Native peoples in California used baskets for carrying, as trays and seed beaters and sieves, for winnowing and leaching, for food production and serving, for storing foodstuffs and personal items, as parts of cradles, as fish and bird traps, hats, and presentation pieces.
Although there were many Native California cultures, most had relatively small numbers of members. Catastrophic language loss is one of the great tragedies of Native engagement with European cultures. As elsewhere, the Native peoples of California carry on traditions within the context of the modern world.
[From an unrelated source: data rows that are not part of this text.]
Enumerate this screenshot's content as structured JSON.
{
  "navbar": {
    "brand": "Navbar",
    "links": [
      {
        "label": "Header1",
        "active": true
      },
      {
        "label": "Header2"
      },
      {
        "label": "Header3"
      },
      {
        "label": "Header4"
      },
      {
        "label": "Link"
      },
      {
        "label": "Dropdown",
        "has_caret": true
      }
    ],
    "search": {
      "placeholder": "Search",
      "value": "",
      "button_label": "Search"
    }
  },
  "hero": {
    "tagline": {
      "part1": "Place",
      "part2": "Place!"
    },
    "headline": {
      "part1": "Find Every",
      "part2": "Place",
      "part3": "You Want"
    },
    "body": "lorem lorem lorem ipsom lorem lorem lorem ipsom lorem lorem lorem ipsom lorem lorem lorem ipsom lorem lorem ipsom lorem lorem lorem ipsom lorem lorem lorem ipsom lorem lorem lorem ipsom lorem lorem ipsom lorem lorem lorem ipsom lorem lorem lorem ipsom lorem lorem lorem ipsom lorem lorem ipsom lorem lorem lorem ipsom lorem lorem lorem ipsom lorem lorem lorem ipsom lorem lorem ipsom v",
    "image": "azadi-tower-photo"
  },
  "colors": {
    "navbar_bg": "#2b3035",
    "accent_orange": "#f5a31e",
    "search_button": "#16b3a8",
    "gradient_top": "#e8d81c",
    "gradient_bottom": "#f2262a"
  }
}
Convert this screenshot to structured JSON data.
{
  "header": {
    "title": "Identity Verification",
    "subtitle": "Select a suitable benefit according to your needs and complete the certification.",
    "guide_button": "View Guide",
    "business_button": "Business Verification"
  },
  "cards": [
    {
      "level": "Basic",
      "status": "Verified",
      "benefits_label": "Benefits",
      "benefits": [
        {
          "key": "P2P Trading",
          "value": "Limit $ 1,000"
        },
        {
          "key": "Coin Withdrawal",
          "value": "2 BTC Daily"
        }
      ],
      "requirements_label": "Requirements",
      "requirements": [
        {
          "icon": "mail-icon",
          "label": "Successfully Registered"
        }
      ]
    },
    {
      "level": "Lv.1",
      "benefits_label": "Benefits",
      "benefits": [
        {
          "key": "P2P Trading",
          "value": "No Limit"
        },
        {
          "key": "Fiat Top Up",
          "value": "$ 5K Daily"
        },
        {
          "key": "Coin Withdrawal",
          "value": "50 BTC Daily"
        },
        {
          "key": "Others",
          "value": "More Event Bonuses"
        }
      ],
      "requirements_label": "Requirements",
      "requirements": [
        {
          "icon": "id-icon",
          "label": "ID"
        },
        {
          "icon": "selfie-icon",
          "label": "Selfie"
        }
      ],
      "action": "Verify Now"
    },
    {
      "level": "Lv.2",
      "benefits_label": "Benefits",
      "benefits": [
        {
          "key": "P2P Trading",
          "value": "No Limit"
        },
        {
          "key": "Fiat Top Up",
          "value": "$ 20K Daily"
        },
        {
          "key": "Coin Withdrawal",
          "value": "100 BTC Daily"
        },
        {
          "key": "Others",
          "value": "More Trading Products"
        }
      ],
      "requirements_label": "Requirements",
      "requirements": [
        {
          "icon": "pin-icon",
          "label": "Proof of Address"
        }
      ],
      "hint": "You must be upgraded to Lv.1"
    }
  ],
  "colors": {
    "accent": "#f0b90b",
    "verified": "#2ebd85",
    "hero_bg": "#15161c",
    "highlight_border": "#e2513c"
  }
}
A. Northern California Culture Tobacco Storage Basket –Twinned; Hazel or Willow Shoots, Conifer, and Bear Grass
B. Hupa/Yurok/Karuk Women’s Cap – Twinned; Conifer Root, Bear Grass, and Maidenhair Fern
C. Hupa/Yurok/Karuk Storage Basket – Twinned; Unidentified Shoots, Conifer Root, Alder-dyed Woodwardia Fern, and Bear Grass
D. Hupa/Yurok/Karuk Men’s Soup Bowl – Twinned; Hazel or Willow Shoots, Conifer Root, and Bear Grass
E. Hupa/Yurok/Karuk Flour Tray – Twinned; Hazel Shoots, Conifer Root, and Bear Grass
F. Hupa/Yurok/Karuk/Tolowa/Whilkut Women’s Soup Bowl – Twinned; Hazel Shoots, Conifer Root, and Bear Grass
G. Hupa/Yurok/Karuk/Shasta Cooking Basket – Twinned; Hazel Shoots, Conifer Root, Bear Grass, and Maidenhair Fern
H. Hupa/Whilkut/Chilula Sifter – Twinned; Hazel Shoots, Conifer Root, and Bear Grass
With the long history of baskets, it makes sense that baskets have also played numerous roles in various cultures. For the Hupa, Yurok, and Karuk cultures of Northwestern California, this is still very true. They have about seventeen different types of baskets in their communities. At first that amount seems large, but the number of containers and tools found in a modern western household far outnumbers that.
These uses range from trinket containers, specifically tobacco containers, caps, flour trays, to cooking baskets and soup bowls. Unlike some cultures, for example Apache use pitch to cover their water baskets and make them “waterproof,” these California cultures selected material that is absorbent and acts like a sponge making the basket “watertight.” Once the basket is resistant to leakage, it is usable as a cooking vessel by heating up rocks and tossing them into the liquid. That cooking technique has been used throughout history in almost all cultures, until they invented a material that could be placed directly over the heat source (such as ceramics or metal). As is evident by these baskets, stone boiling is a viable technique and is still used today.
With metal pots and pans easily accessible, do you think baskets are still used as cooking vessels?